Open agentm opened 8 years ago

agentm commented 8 years ago

This would allow relations to be processed in constant space when reading/writing from relation files.

Using pipes would also open the door to pipes-concurrency workers.

Consider how this could impact mmap'ing files.

agentm commented 6 years ago

The new streamly package looks interesting because it offers native parallelism, spawning threads as necessary when the current threads are busy.

I jousted with parallelism using Control.Concurrent but put it on the back-burner when I discovered that it is difficult to statically guess in advance how "big" sparks should be and how many sparks it makes sense to generate with parListChunk.

Streamly is new and offers basic heuristics, but it would be great if project-m36 didn't have to guess up-front on the count and size of sparks.

YuMingLiao commented 1 year ago

After doing a bit research on this topic, I would like to leave a heads-up here. Although streamly is faster than list in most of the operations, appendR / foldr is where it loses. (eg. in :showexpr)

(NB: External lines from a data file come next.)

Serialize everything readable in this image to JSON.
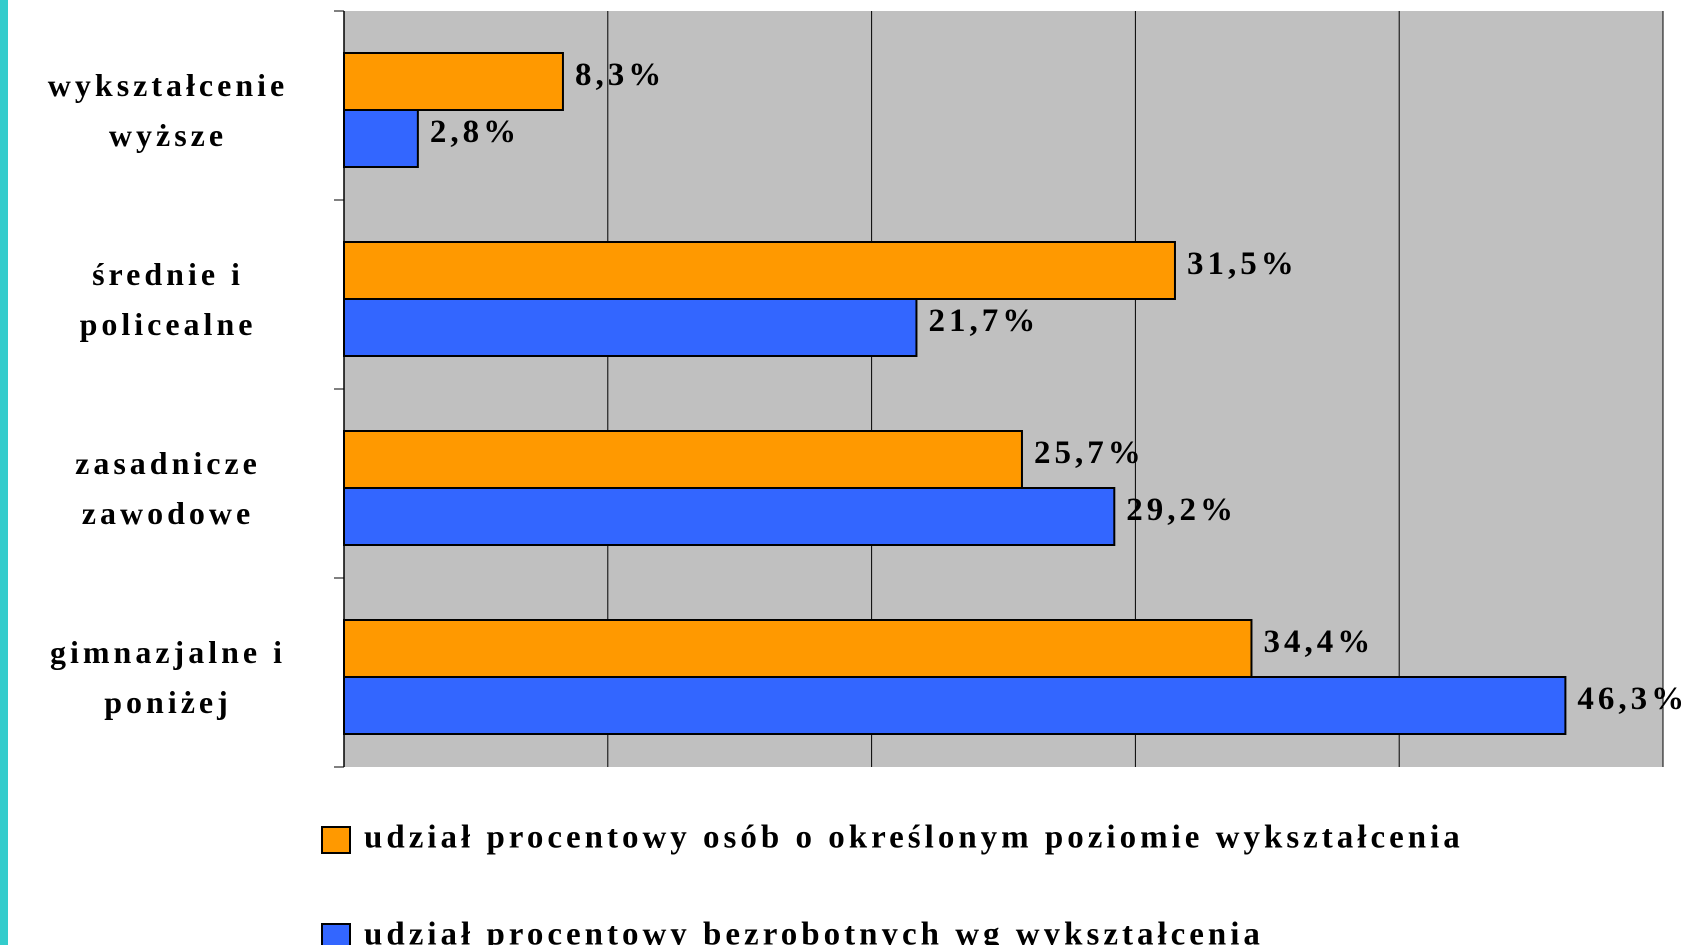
{
  "chart_data": {
    "type": "bar",
    "orientation": "horizontal",
    "categories": [
      "wykształcenie wyższe",
      "średnie i policealne",
      "zasadnicze zawodowe",
      "gimnazjalne i poniżej"
    ],
    "series": [
      {
        "name": "udział procentowy osób o określonym poziomie wykształcenia",
        "color": "#ff9900",
        "values": [
          8.3,
          31.5,
          25.7,
          34.4
        ],
        "value_labels": [
          "8,3%",
          "31,5%",
          "25,7%",
          "34,4%"
        ]
      },
      {
        "name": "udział procentowy bezrobotnych wg wykształcenia",
        "color": "#3366ff",
        "values": [
          2.8,
          21.7,
          29.2,
          46.3
        ],
        "value_labels": [
          "2,8%",
          "21,7%",
          "29,2%",
          "46,3%"
        ]
      }
    ],
    "xlim": [
      0,
      50
    ],
    "xticks": [
      0,
      10,
      20,
      30,
      40,
      50
    ],
    "grid": true
  }
}
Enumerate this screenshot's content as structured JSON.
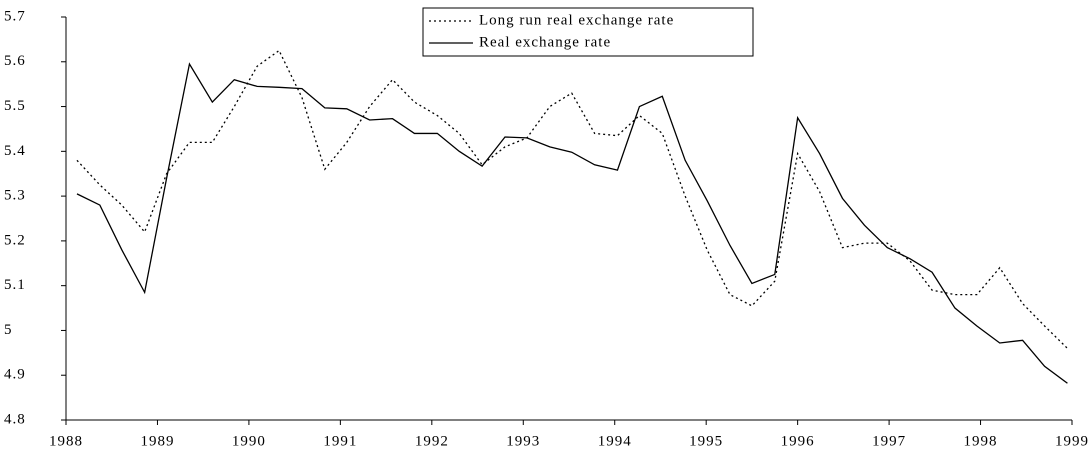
{
  "chart_data": {
    "type": "line",
    "x": [
      1988.12,
      1988.37,
      1988.61,
      1988.86,
      1989.1,
      1989.35,
      1989.6,
      1989.84,
      1990.09,
      1990.33,
      1990.58,
      1990.83,
      1991.07,
      1991.32,
      1991.57,
      1991.81,
      1992.06,
      1992.3,
      1992.55,
      1992.8,
      1993.04,
      1993.29,
      1993.53,
      1993.78,
      1994.03,
      1994.27,
      1994.52,
      1994.77,
      1995.01,
      1995.26,
      1995.5,
      1995.75,
      1996.0,
      1996.24,
      1996.49,
      1996.73,
      1996.98,
      1997.23,
      1997.47,
      1997.72,
      1997.96,
      1998.21,
      1998.46,
      1998.7,
      1998.95
    ],
    "series": [
      {
        "name": "Long run real exchange rate",
        "color": "#000000",
        "style": "dotted",
        "values": [
          5.38,
          5.325,
          5.28,
          5.22,
          5.35,
          5.42,
          5.42,
          5.5,
          5.59,
          5.625,
          5.52,
          5.36,
          5.42,
          5.5,
          5.56,
          5.51,
          5.48,
          5.44,
          5.37,
          5.41,
          5.43,
          5.5,
          5.53,
          5.44,
          5.435,
          5.48,
          5.44,
          5.3,
          5.18,
          5.08,
          5.055,
          5.11,
          5.395,
          5.31,
          5.185,
          5.195,
          5.195,
          5.155,
          5.09,
          5.08,
          5.08,
          5.14,
          5.06,
          5.01,
          4.96
        ]
      },
      {
        "name": "Real exchange rate",
        "color": "#000000",
        "style": "solid",
        "values": [
          5.305,
          5.28,
          5.18,
          5.085,
          5.34,
          5.595,
          5.51,
          5.56,
          5.545,
          5.543,
          5.54,
          5.497,
          5.495,
          5.47,
          5.473,
          5.44,
          5.44,
          5.4,
          5.367,
          5.432,
          5.43,
          5.41,
          5.398,
          5.37,
          5.358,
          5.5,
          5.523,
          5.38,
          5.29,
          5.19,
          5.105,
          5.125,
          5.475,
          5.395,
          5.295,
          5.235,
          5.185,
          5.16,
          5.13,
          5.05,
          5.01,
          4.972,
          4.978,
          4.92,
          4.882
        ]
      }
    ],
    "xlim": [
      1988,
      1999
    ],
    "xticks": [
      1988,
      1989,
      1990,
      1991,
      1992,
      1993,
      1994,
      1995,
      1996,
      1997,
      1998,
      1999
    ],
    "ylim": [
      4.8,
      5.7
    ],
    "yticks": [
      4.8,
      4.9,
      5,
      5.1,
      5.2,
      5.3,
      5.4,
      5.5,
      5.6,
      5.7
    ],
    "grid": false,
    "legend": "top"
  }
}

agentm commented 1 year ago

Consider that it's not just about memory usage in the stream draining step. For a case such as x{a,b}, we would be like to stream tuples from disk (a tuple cache) and execute the projection potentially in constant memory size. Currently, Project:M36 naively loads all the tuples into RAM from disk, then executes the projection, which effectively prohibits relations from growing beyond the RAM size.

Certainly, there will be cases where streamly uses more RAM since it can do more in asynchronous parallel fashion, for example, but that's a valuable price to pay, I believe.

In short, I think we need some sort of streaming solution here to operate on tuples in batches and in parallel and it appears that streamly is best-of-breed.

Is there an alternative?

YuMingLiao commented 1 year ago

Sure, I think streamly is promising, too. If I load a big rel var, typing and opening database becomes slow. I believe streamly can be helpful for this one.

I was interested in this because my restrict / filter query toward a big rel var is slow. So far, I guess B-Tree indexing would speed up filter operation the most.

I am aware of data independence. Refactoring seems a big job ...

To try another simpler way to address my problem, I think caching RelaitonalExpr queries to Relation might be a good idea. (I don't need to update cache because in my case I don't need to from time to time update datas about food nutrition.)

For example, for a relation{ foodName Text, foodClass Text, nutrient Text, per100g Scientific, unit Text} (5x100000) named nutrition, I can cache ...

agentm commented 1 year ago

Indeed, I think we are in complete agreement. Haskell makes refactoring relatively safe and I don't expect the user-exposed APIs to change whatsoever until we are ready to introduce a streaming API over the network.

We do intend to add a relexpr cache, as you surmised, which would cache high-cost expression evaluations.

As the front page states: "Software can almost always be made faster, it can rarely be made more correct." I think we finally nailed down the mathematically correct APIs, so now we just need to go faster.

YuMingLiao commented 1 year ago

Yep, I really appreciate this project! Thanks for the hard work. Relational algebra is way easier to understand than sql.

And for just saying, I just realized that assign a new relvar with extended field of an RelationalExpr is already a pretty-good, customizable cache for static data.